Baloy and her fellow grade nine Humanities classmates have just received their second letters from pen pals in Georgia, a country at the crossroads of Western Asia and Eastern Europe. English teacher Katherine DeLandri organized the exchange with fellow Somers High School graduate Kendra Burpee, who is in the Peace Corps teaching English in the small town of Tkibuli.
“So far I’ve learned they have similar interests as me, even though they are far away,” said Robbie Conti. “My pen pal, Dato, and I have the same favorite actor–Adam Sandler.”
Humanities 9 is a hybrid English and Social Studies course in its inaugural year at the high school, co-taught by DeLandri and history teacher Tara Kearns. Students spend a double period every day in the class and will continue the course with the same teachers in grade 10. In addition to satisfying the state English and Social Studies requirements, this course is piloting an embedded honors program.
Embedded honors is a format that allows students to choose Regents-level assessments or honors-level assessments at the end of each unit of study. In this class, all final unit assessments are in the form of tiered projects. In order to achieve an honors distinction at the end of the year, the student must have taken at least five of the seven unit assessments at the honors level, and both the English and history finals at the honors level. So far, almost every one of the 35 students in the class has taken at least one assessment at the honors level.
“The diverse group of learners created by the embedded honors model fosters a growth mindset,” said Kearns. “Kids are being challenged and pushed by the other students around them and they’re succeeding at a higher level of thinking and learning.”
The recent graphic novel project is a good example of the combined English/history course work. It also illustrates the difference between Regents-level and honors-level work.
In writing their graphic novels, students had two options. If they chose Regents-level work, their novel needed to show symbols for one belief system, evidence of information, and two graphic novel techniques. If the students chose honors-level work, their novel needed to compare and contrast two belief systems, show multiple stages of the hero’s journey, and exhibit four graphic novel techniques.

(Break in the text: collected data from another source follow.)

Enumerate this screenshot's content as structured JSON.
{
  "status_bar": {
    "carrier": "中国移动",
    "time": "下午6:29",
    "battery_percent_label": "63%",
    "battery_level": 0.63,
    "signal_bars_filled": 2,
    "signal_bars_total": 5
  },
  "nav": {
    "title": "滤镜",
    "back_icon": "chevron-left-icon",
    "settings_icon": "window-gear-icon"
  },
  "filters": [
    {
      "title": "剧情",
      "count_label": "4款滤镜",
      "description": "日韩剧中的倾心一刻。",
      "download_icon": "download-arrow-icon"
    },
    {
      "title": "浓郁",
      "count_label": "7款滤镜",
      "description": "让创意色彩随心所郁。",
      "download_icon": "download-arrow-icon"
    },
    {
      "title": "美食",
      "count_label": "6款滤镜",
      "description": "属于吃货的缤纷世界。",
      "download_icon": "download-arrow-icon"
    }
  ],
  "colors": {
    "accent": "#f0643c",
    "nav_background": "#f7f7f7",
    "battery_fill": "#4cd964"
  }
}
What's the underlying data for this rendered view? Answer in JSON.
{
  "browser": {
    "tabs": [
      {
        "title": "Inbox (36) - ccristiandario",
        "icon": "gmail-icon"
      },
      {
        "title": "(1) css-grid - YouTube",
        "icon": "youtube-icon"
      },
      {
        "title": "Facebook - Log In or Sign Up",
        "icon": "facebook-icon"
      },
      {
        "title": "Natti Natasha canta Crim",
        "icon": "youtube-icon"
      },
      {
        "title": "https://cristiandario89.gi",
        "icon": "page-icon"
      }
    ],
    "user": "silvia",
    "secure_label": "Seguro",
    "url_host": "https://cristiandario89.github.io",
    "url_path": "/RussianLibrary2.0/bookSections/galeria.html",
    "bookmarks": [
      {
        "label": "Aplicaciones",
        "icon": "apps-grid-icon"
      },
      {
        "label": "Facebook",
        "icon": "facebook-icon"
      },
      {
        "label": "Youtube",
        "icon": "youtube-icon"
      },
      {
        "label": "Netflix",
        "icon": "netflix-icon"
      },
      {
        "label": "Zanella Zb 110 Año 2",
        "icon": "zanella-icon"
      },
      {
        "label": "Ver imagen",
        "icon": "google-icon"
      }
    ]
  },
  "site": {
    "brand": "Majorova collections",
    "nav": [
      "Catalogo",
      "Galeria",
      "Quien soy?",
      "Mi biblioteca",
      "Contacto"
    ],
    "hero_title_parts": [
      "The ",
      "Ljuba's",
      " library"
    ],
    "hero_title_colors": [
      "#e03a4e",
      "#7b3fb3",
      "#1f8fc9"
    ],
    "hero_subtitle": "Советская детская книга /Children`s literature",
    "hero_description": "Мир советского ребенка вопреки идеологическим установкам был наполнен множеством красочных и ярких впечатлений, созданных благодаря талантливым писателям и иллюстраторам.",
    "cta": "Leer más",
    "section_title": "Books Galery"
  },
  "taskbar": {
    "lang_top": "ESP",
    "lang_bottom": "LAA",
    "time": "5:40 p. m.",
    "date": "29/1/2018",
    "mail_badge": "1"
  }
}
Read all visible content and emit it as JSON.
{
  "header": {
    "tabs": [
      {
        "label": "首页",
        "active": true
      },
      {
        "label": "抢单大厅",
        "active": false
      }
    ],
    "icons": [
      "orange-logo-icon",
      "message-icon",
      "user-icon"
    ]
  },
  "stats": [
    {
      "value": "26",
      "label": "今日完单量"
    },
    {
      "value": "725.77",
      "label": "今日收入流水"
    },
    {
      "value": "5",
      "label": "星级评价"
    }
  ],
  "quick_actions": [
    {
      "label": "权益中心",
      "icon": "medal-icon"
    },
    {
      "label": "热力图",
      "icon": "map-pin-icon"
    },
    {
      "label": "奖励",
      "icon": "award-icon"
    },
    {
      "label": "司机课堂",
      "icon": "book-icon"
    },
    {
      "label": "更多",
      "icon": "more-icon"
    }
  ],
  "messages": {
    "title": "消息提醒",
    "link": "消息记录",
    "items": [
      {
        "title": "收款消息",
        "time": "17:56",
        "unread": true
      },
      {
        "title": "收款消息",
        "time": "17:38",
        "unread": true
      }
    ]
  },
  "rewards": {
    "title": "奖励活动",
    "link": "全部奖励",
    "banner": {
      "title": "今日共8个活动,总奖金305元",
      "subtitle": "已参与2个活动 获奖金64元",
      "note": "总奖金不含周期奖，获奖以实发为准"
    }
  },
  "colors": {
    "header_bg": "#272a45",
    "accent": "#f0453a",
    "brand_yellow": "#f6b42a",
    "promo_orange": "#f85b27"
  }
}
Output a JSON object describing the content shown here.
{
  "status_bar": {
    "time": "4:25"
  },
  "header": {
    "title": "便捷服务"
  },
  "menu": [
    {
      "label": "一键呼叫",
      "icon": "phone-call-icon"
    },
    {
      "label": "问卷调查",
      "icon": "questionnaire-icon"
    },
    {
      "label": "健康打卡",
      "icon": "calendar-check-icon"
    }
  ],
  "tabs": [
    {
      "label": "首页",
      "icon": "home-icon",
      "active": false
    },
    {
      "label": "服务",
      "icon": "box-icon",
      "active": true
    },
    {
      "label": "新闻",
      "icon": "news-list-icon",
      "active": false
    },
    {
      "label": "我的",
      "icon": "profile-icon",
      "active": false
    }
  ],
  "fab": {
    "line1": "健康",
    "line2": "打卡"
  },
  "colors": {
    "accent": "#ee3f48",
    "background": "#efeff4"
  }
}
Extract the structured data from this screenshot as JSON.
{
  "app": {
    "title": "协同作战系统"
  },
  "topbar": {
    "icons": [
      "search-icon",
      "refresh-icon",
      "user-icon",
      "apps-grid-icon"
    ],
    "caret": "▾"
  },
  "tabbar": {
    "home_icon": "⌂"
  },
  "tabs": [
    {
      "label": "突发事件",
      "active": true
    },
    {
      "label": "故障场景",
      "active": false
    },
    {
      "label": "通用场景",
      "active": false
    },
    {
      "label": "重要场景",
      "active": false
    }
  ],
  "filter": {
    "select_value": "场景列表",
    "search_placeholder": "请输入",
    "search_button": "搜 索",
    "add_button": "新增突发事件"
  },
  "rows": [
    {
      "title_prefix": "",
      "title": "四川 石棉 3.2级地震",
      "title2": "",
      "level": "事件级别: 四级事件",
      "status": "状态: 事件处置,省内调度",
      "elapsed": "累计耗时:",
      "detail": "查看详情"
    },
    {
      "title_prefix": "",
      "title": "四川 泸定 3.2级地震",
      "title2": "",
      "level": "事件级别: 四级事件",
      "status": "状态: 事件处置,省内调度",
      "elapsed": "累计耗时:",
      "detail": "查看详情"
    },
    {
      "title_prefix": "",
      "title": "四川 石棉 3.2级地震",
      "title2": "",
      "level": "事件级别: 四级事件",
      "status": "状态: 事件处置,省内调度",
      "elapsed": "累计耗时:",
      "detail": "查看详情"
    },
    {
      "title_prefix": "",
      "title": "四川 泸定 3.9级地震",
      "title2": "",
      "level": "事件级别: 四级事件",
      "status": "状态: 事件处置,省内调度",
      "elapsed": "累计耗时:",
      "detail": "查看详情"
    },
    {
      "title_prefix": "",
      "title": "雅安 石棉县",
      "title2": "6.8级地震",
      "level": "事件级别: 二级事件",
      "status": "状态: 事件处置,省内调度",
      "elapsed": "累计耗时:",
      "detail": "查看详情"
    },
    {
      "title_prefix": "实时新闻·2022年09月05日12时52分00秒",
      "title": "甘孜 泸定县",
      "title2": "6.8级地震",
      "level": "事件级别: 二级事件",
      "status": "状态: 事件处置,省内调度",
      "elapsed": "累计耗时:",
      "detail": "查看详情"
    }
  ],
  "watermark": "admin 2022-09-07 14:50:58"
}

Feedback from the students on the embedded honors format has been overwhelmingly positive. They say they enjoy the challenge, but feel less stressed because they can choose when and how to challenge themselves.
“I evaluate criteria more and I have to understand the option to decide if I can do well with it,” said one student.
“This format gives us time to process what we’re learning,” said another student. “Teachers have to hear our voices to know what we’re thinking.”
Given the success of the Humanities 9 embedded honors, the district is looking into expanding the pilot program.